If the TAC is limited to thinking about health very narrowly, within the confines of a sanitary or phytosanitary source, wider considerations such as impacts to diets, antimicrobial resistance or pesticide residues will be lost. If it is not the role of the TAC to consider this, who will consider it? We all know the long impact of bad diets—those heavy in sugar, fats and salts. We have seen this as Covid has torn through our communities this year. We legislate very well and effectively that food will not kill you today, but we have nothing on food that will kill you tomorrow or, more to the point, in your children’s tomorrows.

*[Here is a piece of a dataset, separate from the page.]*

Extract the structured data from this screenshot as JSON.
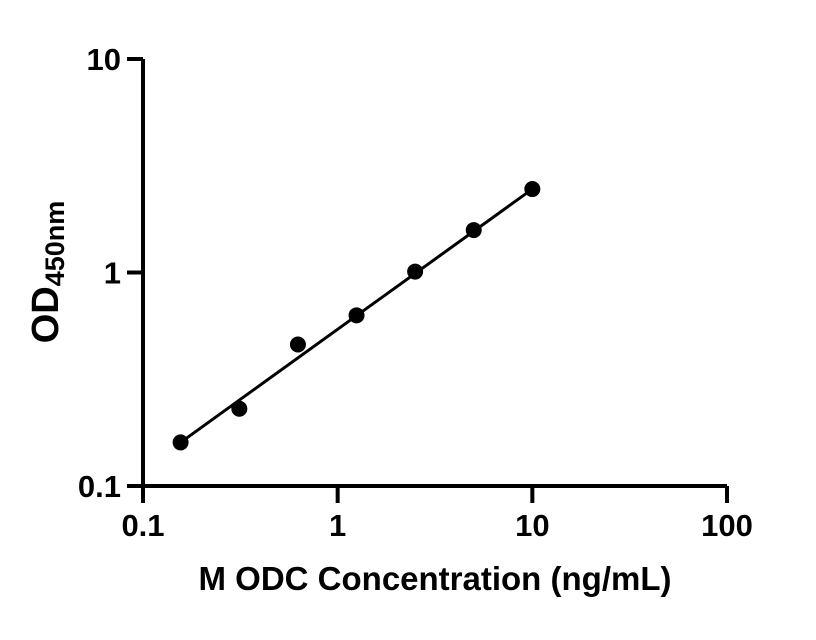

The Alliance to Save Our Antibiotics published a report just last week showing how future trading partners for the UK are giving livestock antibiotics to make them grow faster, a practice which has rightly been illegal in the UK and across the EU since 2006. When I raised this in this House the other day, the Minister was emphatic that we have good antibiotic rulings. However, in 2022 the EU will ban the importation of meat and dairy produced in this way but the UK Government have not yet committed to this. This new report shows that, overall, farm antibiotic use per animal is about five times higher in the US and Canada compared with us, with use in United States cattle being about seven times higher. Antibiotic use per animal in Australian poultry is 16 times higher than ours. These are very serious facts.
Where is public health? Somewhere between the Agriculture Bill, the Trade Bill and the TAC. Why is it not in a leading role as we go forward in these crucial debates? I understand, although I might not agree, why the Government chose not to put public health right at the top of the Agriculture Bill as a public good. I know it is impossible to recompense people for growing food which has a monetary value, but I do not feel reassured about where this is going to be. I am also not reassured that it will be left in the hands of the Food Standards Agency, much as I admire it, because I do not understand its relationship to the Trade and Agriculture Commission. At the moment we do not have a public health expert on that body. This is slithering through the cracks; if we do not catch it now, in future it could have very serious consequences for us all.
My Lords, my interests are as recorded in the register. It is a great honour and privilege to follow my noble friend Lady Boycott, whose contributions are always thought-provoking and based on her immense knowledge of food and agriculture. I thank the noble Baroness, Lady McIntosh of Pickering, for her amendments and continuing commitment to the Trade and Agriculture Commission’s purpose, in the Agriculture Bill and this Bill.
I will speak to Amendments 31, 34, 35 and 36 in the name of the noble Lord, Lord Grimstone of Boscobel. I very much welcome these amendments and congratulate the Government on introducing them into the Bill. The future of the Trade and Agriculture Commission was the subject, as has already been mentioned this afternoon, of much debate on the Agriculture Bill. The amendments to that Bill—Clause 42, which the Government finally introduced under pressure—complement the amendments we are considering this afternoon.